An article in The Atlantic published in late May this year pointed to how an immunologist at MIT shares the view that a vaccine that includes both N and S targets could be a good idea as far as preparing multiple layers of protection goes. However, the MIT immunologist also pointed out how having too many targets may produce too many antigen proteins that shift away immune resources from sufficiently dealing with the spikes. So, balance is key.
Antigen targets could vary but the point here is that without interventions that achieve the objectives of stopping or significantly suppressing transmission (in addition to protection from serious symptoms) and a wider coverage against variants, we may lose the race in this reactive “cat and mouse” game against variants sooner than we think.
There are developers exploring such vaccine technologies with similar approaches but there appears to be relatively few compared to other vaccine candidates in development, and most appear to be in early clinical trial phases. Bigger corporations should embark on accelerating these developments, and not stop at the level of perpetually updating vaccine versions.
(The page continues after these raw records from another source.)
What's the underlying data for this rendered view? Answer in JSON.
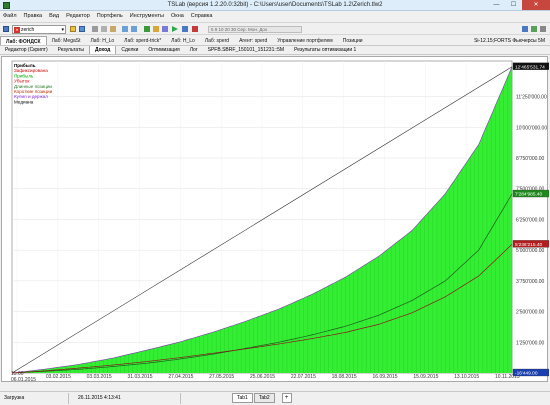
{
  "window": {
    "title": "TSLab (версия 1.2.20.0:32bit) - C:\\Users\\user\\Documents\\TSLab 1.2\\Zerich.tlw2",
    "minimize": "—",
    "maximize": "☐",
    "close": "✕"
  },
  "menu": [
    "Файл",
    "Правка",
    "Вид",
    "Редактор",
    "Портфель",
    "Инструменты",
    "Окна",
    "Справка"
  ],
  "toolbar": {
    "script_name": "zerich",
    "params_text": "5   9   10   20   30     Сер. Мон. Дох"
  },
  "lab_tabs": {
    "items": [
      "Лаб: ФОНДСК",
      "Лаб: MegaSt",
      "Лаб: H_Lo",
      "Лаб: sperd-trick*",
      "Лаб: H_Lo",
      "Лаб: sperd",
      "Агент: sperd",
      "Управление портфелем",
      "Позиции"
    ],
    "active_index": 0,
    "status": "Si-12.15;FORTS Фьючерсы 5M"
  },
  "sub_tabs": {
    "items": [
      "Редактор (Скрипт)",
      "Результаты",
      "Доход",
      "Сделки",
      "Оптимизация",
      "Лог",
      "SPFB.SBRF_150101_151231::5M",
      "Результаты оптимизации 1"
    ],
    "active_index": 2
  },
  "chart_data": {
    "type": "area",
    "x_labels": [
      "15:00\n06.01.2015",
      "03.02.2015",
      "03.03.2015",
      "31.03.2015",
      "27.04.2015",
      "27.05.2015",
      "25.06.2015",
      "22.07.2015",
      "18.08.2015",
      "16.09.2015",
      "15.09.2015",
      "13.10.2015",
      "10.11.2015"
    ],
    "y_ticks": [
      "1'250'000.00",
      "2'500'000.00",
      "3'750'000.00",
      "5'000'000.00",
      "6'250'000.00",
      "7'500'000.00",
      "8'750'000.00",
      "10'000'000.00",
      "11'250'000.00"
    ],
    "ylim": [
      0,
      12700000
    ],
    "badges": {
      "top": "12'465'531.74",
      "green": "7'284'985.40",
      "red": "5'236'215.40",
      "bottom": "-16'449.00"
    },
    "legend": [
      {
        "label": "Прибыль",
        "color": "#000000"
      },
      {
        "label": "Зафиксирована",
        "color": "#cc0000"
      },
      {
        "label": "Прибыль",
        "color": "#00aa00"
      },
      {
        "label": "Убыток",
        "color": "#d40000"
      },
      {
        "label": "Длинные позиции",
        "color": "#2a7a2a"
      },
      {
        "label": "Короткие позиции",
        "color": "#b03000"
      },
      {
        "label": "Купил и держал",
        "color": "#8a2be2"
      },
      {
        "label": "Медиана",
        "color": "#000000"
      }
    ],
    "series": [
      {
        "name": "Прибыль",
        "values": [
          0,
          160000,
          350000,
          600000,
          920000,
          1250000,
          1650000,
          2100000,
          2600000,
          3200000,
          3900000,
          4750000,
          5800000,
          7300000,
          9300000,
          12465531
        ]
      },
      {
        "name": "Длинные позиции",
        "values": [
          0,
          70000,
          150000,
          260000,
          390000,
          560000,
          760000,
          1000000,
          1250000,
          1550000,
          1900000,
          2350000,
          2950000,
          3750000,
          5000000,
          7284985
        ]
      },
      {
        "name": "Короткие позиции",
        "values": [
          0,
          90000,
          200000,
          320000,
          460000,
          620000,
          800000,
          980000,
          1180000,
          1400000,
          1650000,
          1980000,
          2450000,
          3100000,
          3950000,
          5236215
        ]
      },
      {
        "name": "Медиана",
        "values": [
          0,
          12465531
        ]
      }
    ]
  },
  "status": {
    "state": "Загрузка",
    "datetime": "26.11.2015 4:13:41"
  },
  "bottom_tabs": {
    "items": [
      "Tab1",
      "Tab2"
    ],
    "active_index": 0,
    "add": "+"
  }
}
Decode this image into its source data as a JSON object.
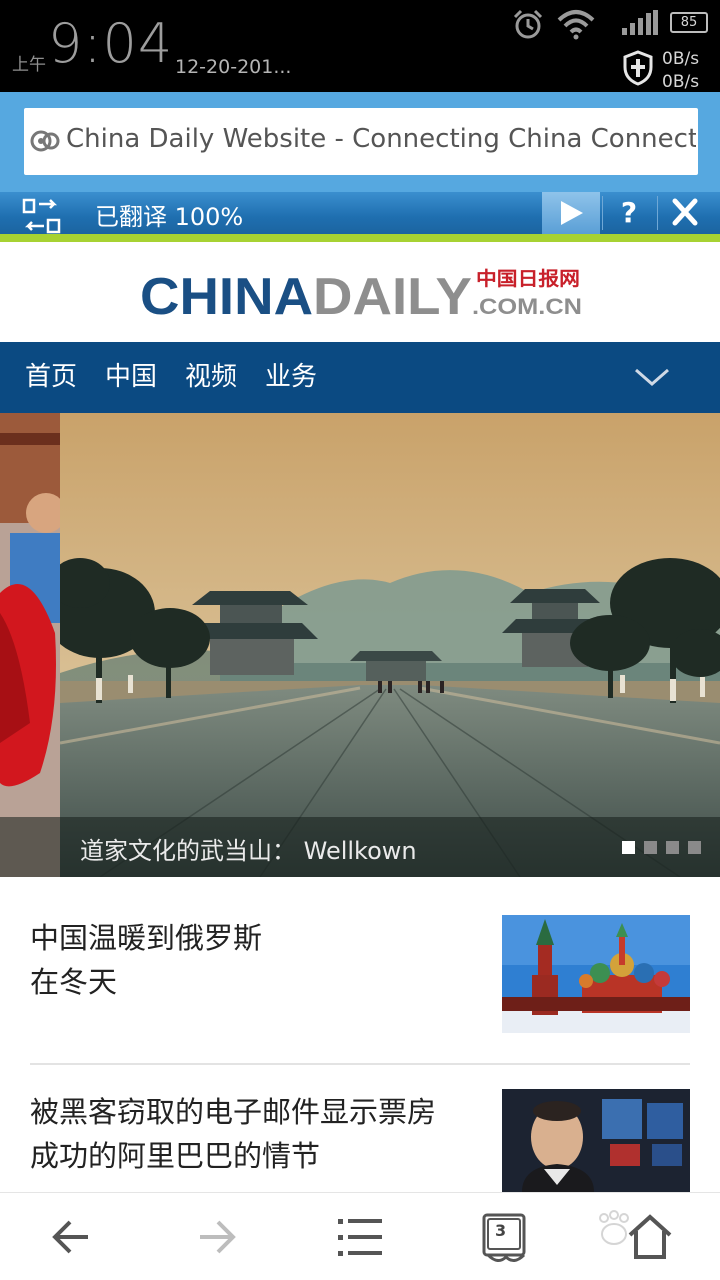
{
  "status_bar": {
    "ampm": "上午",
    "time": "9:04",
    "date": "12-20-201...",
    "battery": "85",
    "net_up": "0B/s",
    "net_down": "0B/s"
  },
  "address_bar": {
    "title": "China Daily Website - Connecting China Connecti"
  },
  "translate_bar": {
    "status": "已翻译 100%",
    "help": "?"
  },
  "logo": {
    "main": "CHINADAILY",
    "cn": "中国日报网",
    "domain": ".COM.CN"
  },
  "nav": {
    "items": [
      "首页",
      "中国",
      "视频",
      "业务"
    ]
  },
  "hero": {
    "caption": "道家文化的武当山： Wellkown",
    "slide_count": 4,
    "active_slide": 1
  },
  "news": [
    {
      "title": "中国温暖到俄罗斯在冬天",
      "line1": "中国温暖到俄罗斯",
      "line2": "在冬天"
    },
    {
      "title": "被黑客窃取的电子邮件显示票房成功的阿里巴巴的情节",
      "line1": "被黑客窃取的电子邮件显示票房",
      "line2": "成功的阿里巴巴的情节"
    }
  ],
  "bottom_bar": {
    "tab_count": "3"
  },
  "colors": {
    "address_bg": "#56a8e0",
    "nav_bg": "#0b4a82",
    "translate_accent": "#a7d232",
    "logo_blue": "#1a4f84"
  }
}
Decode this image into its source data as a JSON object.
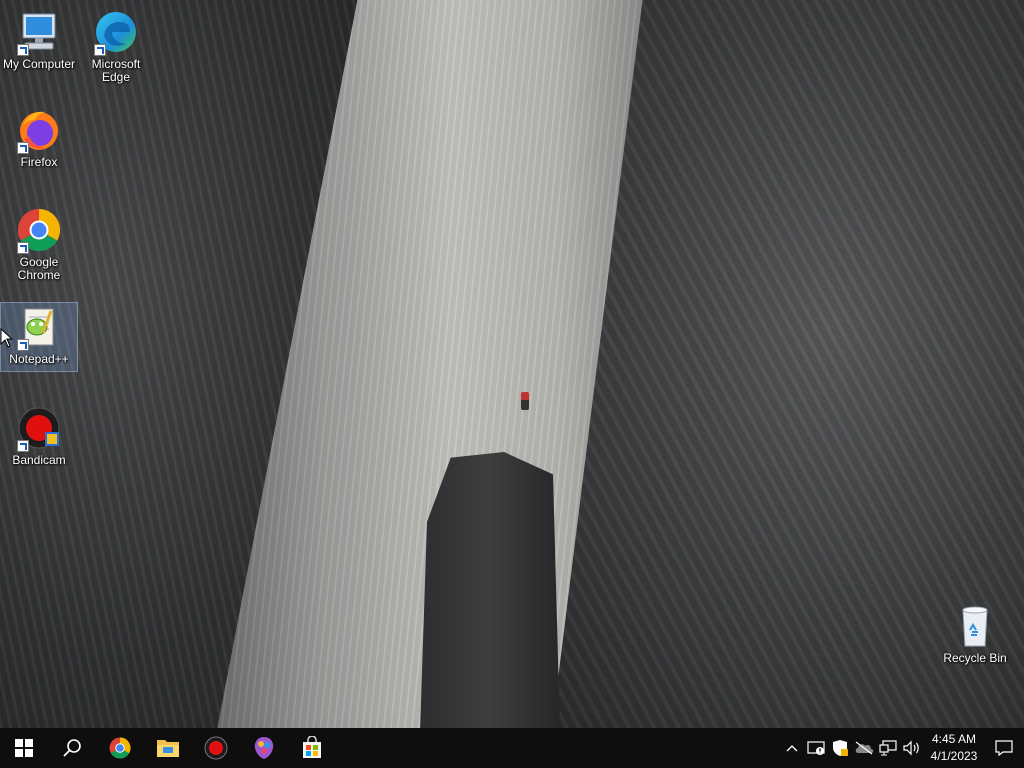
{
  "desktop": {
    "icons": [
      {
        "label": "My Computer"
      },
      {
        "label": "Microsoft Edge"
      },
      {
        "label": "Firefox"
      },
      {
        "label": "Google Chrome"
      },
      {
        "label": "Notepad++"
      },
      {
        "label": "Bandicam"
      },
      {
        "label": "Recycle Bin"
      }
    ]
  },
  "taskbar": {
    "start_icon": "windows-start-icon",
    "pinned": [
      {
        "name": "search-icon"
      },
      {
        "name": "chrome-icon"
      },
      {
        "name": "file-explorer-icon"
      },
      {
        "name": "bandicam-icon"
      },
      {
        "name": "paint-icon"
      },
      {
        "name": "store-icon"
      }
    ],
    "tray": {
      "icons": [
        "chevron-up-icon",
        "security-icon",
        "defender-icon",
        "onedrive-icon",
        "network-icon",
        "volume-icon"
      ],
      "time": "4:45 AM",
      "date": "4/1/2023",
      "notification_icon": "action-center-icon"
    }
  },
  "colors": {
    "taskbar_bg": "#0e0e0e",
    "selection": "#78a0dc"
  }
}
Theoretically, even though waning immunity retainment may still require boosters, next-gen vaccines with the mentioned characteristics may cover wider range of potential variants, extending vaccine validity before needing new versions. Combining this with mucosal immunity which supresses infection and transmission, virus circulation is inhibited, and the cumulative impact supresses mutations. Next-gen vaccines as mentioned here can provide hope for a sustainable form of future normalcy, and a “way-out” of the pandemic.
The future looks promising with talks of potential “universal” corona virus vaccines, but next-gen vaccines as described should provide significant edge against the virus, and we need it now. Current vaccines were developed at unprecedented speed and the same level of effort is needed for the next-gen of vaccines.
Ameen Kamal is the Head of Science & Technology at EMIR Research, an independent think tank focused on strategic policy recommendations based on rigorous research.